Gilead Submits FDA New Drug Application for Lenacapavir for HIV Prevention
During its 2 phase 3 clinical trials, the twice-yearly prophylaxis injection was found to be highly efficacious in preventing infection.
Image credit: Gilead
Yesterday, Gilead announced it had submitted its new drug application (NDA) for its therapy, lenacapavir, for pre-exposure prophylaxis (PrEP) for HIV infection. The NDA is supported from data provided from the company’s phase 3 PURPOSE 1 and PURPOSE 2 trials. The PURPOSE 1 data showed twice-yearly lenacapavir demonstrated zero infections in the lenacapavir group and 100% efficacy and superiority to background HIV incidence (bHIV) for the investigational use of HIV prevention in cisgender women.1
In the PURPOSE 2 trial there were 2 HIV infections in the lenacapavir group, demonstrating 99.9% of participants in the lenacapavir group did not acquire HIV infection and a 96% reduction in HIV infections compared to bHIV among a broad and geographically diverse range of cisgender men and gender-diverse people.1
What the Data Demonstrated
The PURPOSE 1 trial included over 5,300 participants across South Africa and Uganda and its 100% efficacy rate surpasses the efficacy rates of current standard PrEP options like Truvada and Descovy.2
The interim analysis, conducted by an independent Data Monitoring Committee, recommended halting the blinded phase of the trial due to these compelling results. Notably, lenacapavir showed zero cases of HIV infection among recipients, contrasting with an incidence rate of 2.41 per 100 person-years in the background HIV incidence group (bHIV) and the once-daily oral Truvada group.2
The PURPOSE 2 trial included cisgender men, transgender men, transgender women, and gender non-binary individuals in Argentina, Brazil, Mexico, Peru, South Africa, Thailand and the United States who have sex with partners assigned male at birth.

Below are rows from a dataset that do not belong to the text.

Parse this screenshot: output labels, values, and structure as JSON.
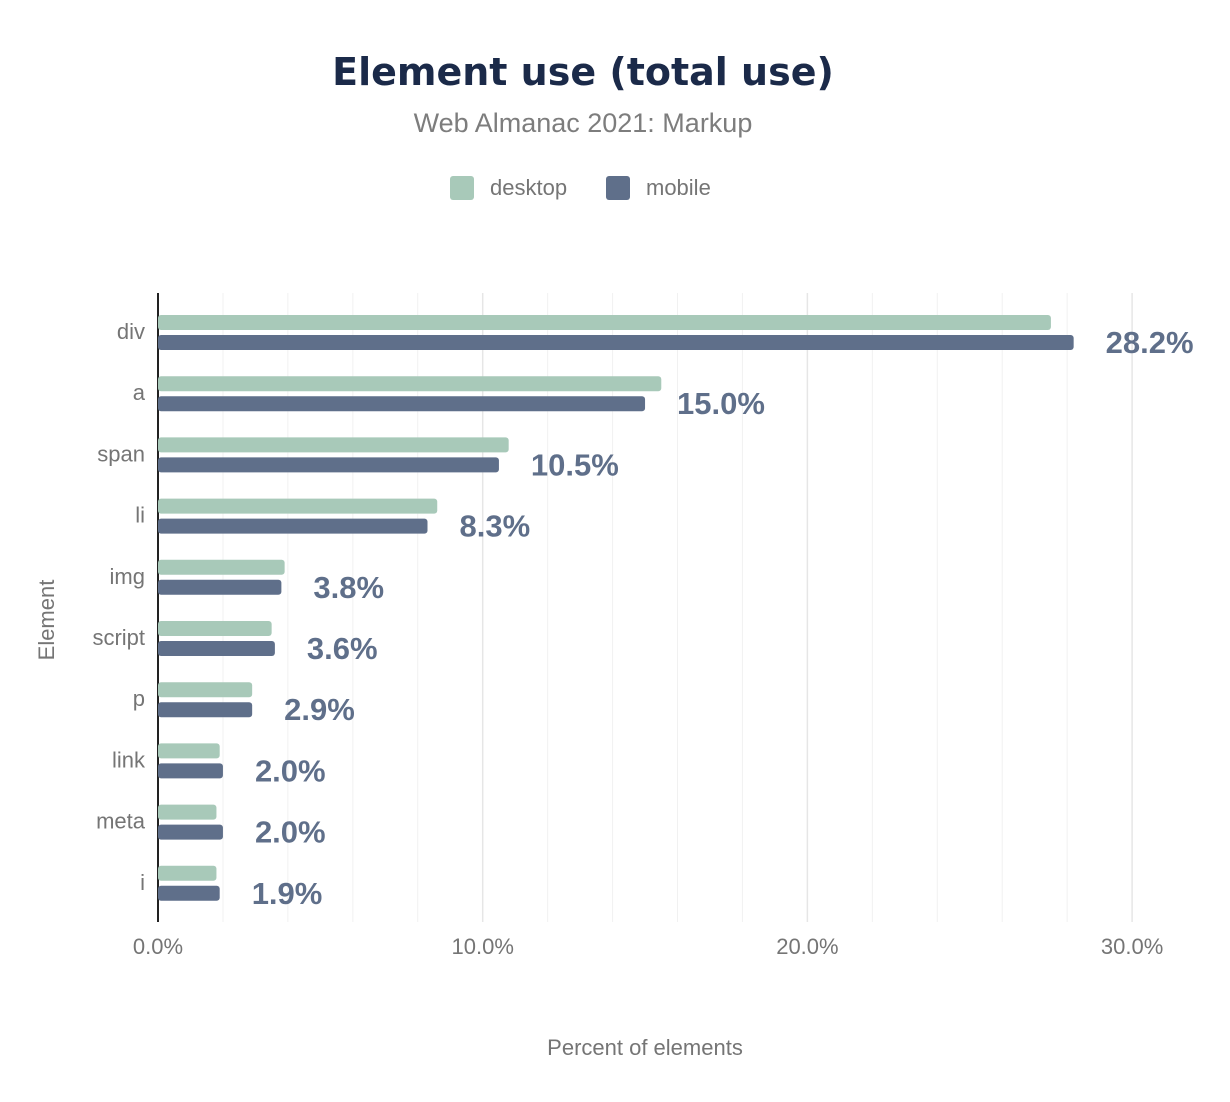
{
  "chart_data": {
    "type": "bar",
    "orientation": "horizontal",
    "title": "Element use (total use)",
    "subtitle": "Web Almanac 2021: Markup",
    "xlabel": "Percent of elements",
    "ylabel": "Element",
    "xlim": [
      0,
      31
    ],
    "x_ticks": [
      "0.0%",
      "10.0%",
      "20.0%",
      "30.0%"
    ],
    "x_tick_values": [
      0,
      10,
      20,
      30
    ],
    "grid": true,
    "legend_position": "top",
    "categories": [
      "div",
      "a",
      "span",
      "li",
      "img",
      "script",
      "p",
      "link",
      "meta",
      "i"
    ],
    "series": [
      {
        "name": "desktop",
        "color": "#a8c9b9",
        "values": [
          27.5,
          15.5,
          10.8,
          8.6,
          3.9,
          3.5,
          2.9,
          1.9,
          1.8,
          1.8
        ]
      },
      {
        "name": "mobile",
        "color": "#5f6f8a",
        "values": [
          28.2,
          15.0,
          10.5,
          8.3,
          3.8,
          3.6,
          2.9,
          2.0,
          2.0,
          1.9
        ]
      }
    ],
    "data_labels": [
      "28.2%",
      "15.0%",
      "10.5%",
      "8.3%",
      "3.8%",
      "3.6%",
      "2.9%",
      "2.0%",
      "2.0%",
      "1.9%"
    ]
  }
}
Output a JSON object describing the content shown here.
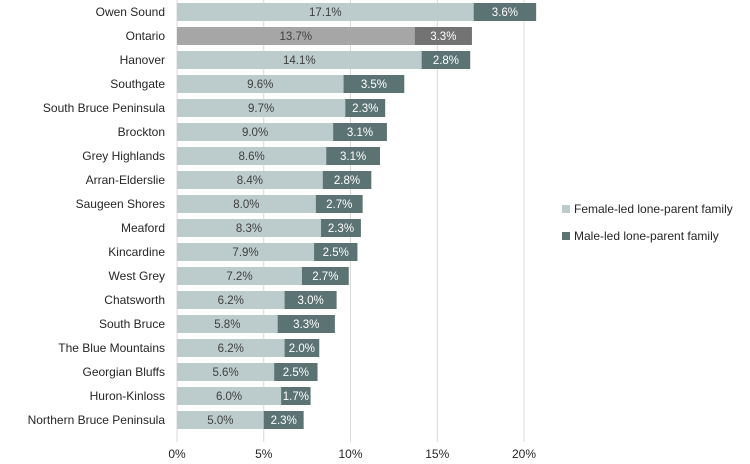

At interim analysis, the independent Data Monitoring Committee (DMC) confirmed that the PURPOSE 2 trial met its key efficacy endpoints of superiority of twice-yearly lenacapavir to both bHIV (primary endpoint) and once-daily oral Truvada (secondary endpoint) for PrEP. Therefore, the DMC recommended that Gilead stop the blinded phase of the trial and offer open-label lenacapavir to all participants.3
Study participants were randomized in a 2:1 ratio to lenacapavir and Truvada, respectively. Because effective PrEP options already exist, there is broad consensus in the PrEP field that a placebo group would be unethical; thus, the trial used bHIV as the primary comparator and Truvada as a secondary comparator.3
Both lenacapavir and Truvada were generally well-tolerated and no significant or new safety concerns were identified.3
Over the last few years, lenacapavir has gone through many evolutions from its FDA regulatory journey to its use as a treatment for patients with multidrug resistant HIV to potential PReP tool. To learn more about it, read The Evolution of Lenacapavir in HIV Treatment.
In its statement yesterday, Gilead said it was working to provide greater access of lenacapavir globally, especially in those areas of greatest need.